I threw myself toward the golden light, my boots splashing through the black sludge that was no longer there in my filtered vision. As I lunged, a Regenerator's hand brushed against my shoulder. The contact was brief, but the effect was devastating; the skin of my tunic and the flesh beneath it turned into raw, unformatted code, burning with the sensation of liquid fire.

[HP: 18/55]

[Condition: Glitched (Slowed)]

I ignored the agony, the warning lights flashing in the corner of my eye, and the sluggishness of my limbs. I reached the golden brick and fell against it. It wasn't a brick at all upon closer inspection. It was a small, tarnished metallic plate, perhaps brass or bronze, fastened to the core of the ruin's geometry. 

Someone had carved words into the metal using a sharp knife—crude, hurried strokes that felt more real than anything else in this world.

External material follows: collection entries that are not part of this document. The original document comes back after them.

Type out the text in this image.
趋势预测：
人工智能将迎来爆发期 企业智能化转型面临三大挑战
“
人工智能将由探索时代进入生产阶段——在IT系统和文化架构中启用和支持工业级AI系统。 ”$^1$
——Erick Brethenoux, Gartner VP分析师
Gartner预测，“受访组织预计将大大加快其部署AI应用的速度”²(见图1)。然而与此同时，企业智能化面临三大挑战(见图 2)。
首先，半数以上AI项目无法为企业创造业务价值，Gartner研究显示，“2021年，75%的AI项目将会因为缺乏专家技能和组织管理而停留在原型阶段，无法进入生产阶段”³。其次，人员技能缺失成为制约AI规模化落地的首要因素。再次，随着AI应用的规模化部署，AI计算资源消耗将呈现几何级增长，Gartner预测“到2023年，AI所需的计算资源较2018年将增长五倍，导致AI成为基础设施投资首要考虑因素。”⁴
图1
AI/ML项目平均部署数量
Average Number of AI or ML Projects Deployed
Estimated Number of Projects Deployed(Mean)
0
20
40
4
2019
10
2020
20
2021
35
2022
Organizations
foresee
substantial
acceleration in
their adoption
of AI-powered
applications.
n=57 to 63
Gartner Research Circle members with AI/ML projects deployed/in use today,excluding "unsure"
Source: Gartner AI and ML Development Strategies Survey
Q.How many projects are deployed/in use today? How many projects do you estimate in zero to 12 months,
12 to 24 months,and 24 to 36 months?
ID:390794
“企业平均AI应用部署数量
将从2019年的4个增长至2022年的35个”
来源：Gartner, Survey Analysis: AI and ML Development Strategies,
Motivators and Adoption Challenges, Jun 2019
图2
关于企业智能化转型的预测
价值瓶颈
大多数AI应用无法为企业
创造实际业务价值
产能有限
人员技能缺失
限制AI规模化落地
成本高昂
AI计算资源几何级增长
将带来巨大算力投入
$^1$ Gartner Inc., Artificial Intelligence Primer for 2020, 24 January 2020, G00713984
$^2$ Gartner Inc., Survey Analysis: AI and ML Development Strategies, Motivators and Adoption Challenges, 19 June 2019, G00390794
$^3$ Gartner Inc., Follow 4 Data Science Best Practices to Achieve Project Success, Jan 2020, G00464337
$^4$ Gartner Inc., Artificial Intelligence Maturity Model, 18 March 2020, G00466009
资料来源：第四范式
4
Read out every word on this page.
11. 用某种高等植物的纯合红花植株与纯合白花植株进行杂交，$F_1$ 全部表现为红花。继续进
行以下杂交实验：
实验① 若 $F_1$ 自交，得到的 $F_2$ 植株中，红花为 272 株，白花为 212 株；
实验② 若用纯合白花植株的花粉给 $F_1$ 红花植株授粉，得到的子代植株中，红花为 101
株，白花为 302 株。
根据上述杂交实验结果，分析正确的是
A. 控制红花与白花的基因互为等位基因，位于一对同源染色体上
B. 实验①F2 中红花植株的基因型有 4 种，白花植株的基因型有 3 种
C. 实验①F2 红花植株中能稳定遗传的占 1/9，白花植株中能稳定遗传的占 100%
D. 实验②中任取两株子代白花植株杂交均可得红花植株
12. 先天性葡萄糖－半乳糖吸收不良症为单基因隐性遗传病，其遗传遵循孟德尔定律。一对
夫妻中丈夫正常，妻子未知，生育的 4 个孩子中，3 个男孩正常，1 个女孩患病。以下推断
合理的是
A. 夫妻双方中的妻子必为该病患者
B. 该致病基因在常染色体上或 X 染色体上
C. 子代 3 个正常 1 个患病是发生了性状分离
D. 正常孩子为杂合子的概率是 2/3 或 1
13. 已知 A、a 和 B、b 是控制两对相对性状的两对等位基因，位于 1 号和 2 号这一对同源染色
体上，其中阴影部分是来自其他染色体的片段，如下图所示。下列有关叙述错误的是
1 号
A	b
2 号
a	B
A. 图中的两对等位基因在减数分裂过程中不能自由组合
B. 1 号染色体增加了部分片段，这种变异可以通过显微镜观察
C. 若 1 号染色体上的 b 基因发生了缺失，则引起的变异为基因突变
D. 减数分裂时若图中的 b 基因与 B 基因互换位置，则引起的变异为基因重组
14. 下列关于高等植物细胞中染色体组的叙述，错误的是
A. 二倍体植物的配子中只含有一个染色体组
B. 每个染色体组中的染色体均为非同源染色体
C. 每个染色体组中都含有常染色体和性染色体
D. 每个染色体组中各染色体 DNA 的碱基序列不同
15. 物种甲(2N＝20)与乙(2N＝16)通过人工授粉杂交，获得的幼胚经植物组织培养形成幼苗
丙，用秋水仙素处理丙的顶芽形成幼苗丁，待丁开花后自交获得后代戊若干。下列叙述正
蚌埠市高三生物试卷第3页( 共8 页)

'The exit is a deletion. The void is the way.'

I looked down. The ground directly beneath the plate wasn't solid, even in the wireframe view. It was a hollow point, a literal hole in the world's geometry where the coordinates simply stopped existing. I looked back at the obsidian wall of the 'real' world, which was now inches away from crushing Kaela. I had to trust a ghost, a message from a player who had survived a thousand years ago.

"Kaela, grab my hand! Don't look down, just jump into the void!"

I grabbed her hand, her fingers feeling cold and fragile in mine, and together we dove into the golden light of the hollow point. 

The floor vanished beneath us with the suddenness of a snapped thread. The deafening, mechanical shriek of the collapsing ruins was cut off instantly, replaced by a silence so total it made my ears ring. We weren't falling through air or darkness. We were falling through a vast, infinite sea of white numbers—billions of cascading digits that spiraled and flowed like the currents of an ocean.

There was no floor. No ceiling. No air to breathe, yet my lungs didn't burn. We were suspended in the raw, uncompiled data of the universe. And then, the interface, which had been silent during our descent, spat out a final, clear line of text in the center of my vision.

[Authority Level 1.0% Reached]

[New Item Detected: The First Log]

As the message faded, a massive, glowing eye—constructed of golden gears and shifting constellations—opened in the white void far below us, watching our descent into the heart of the world.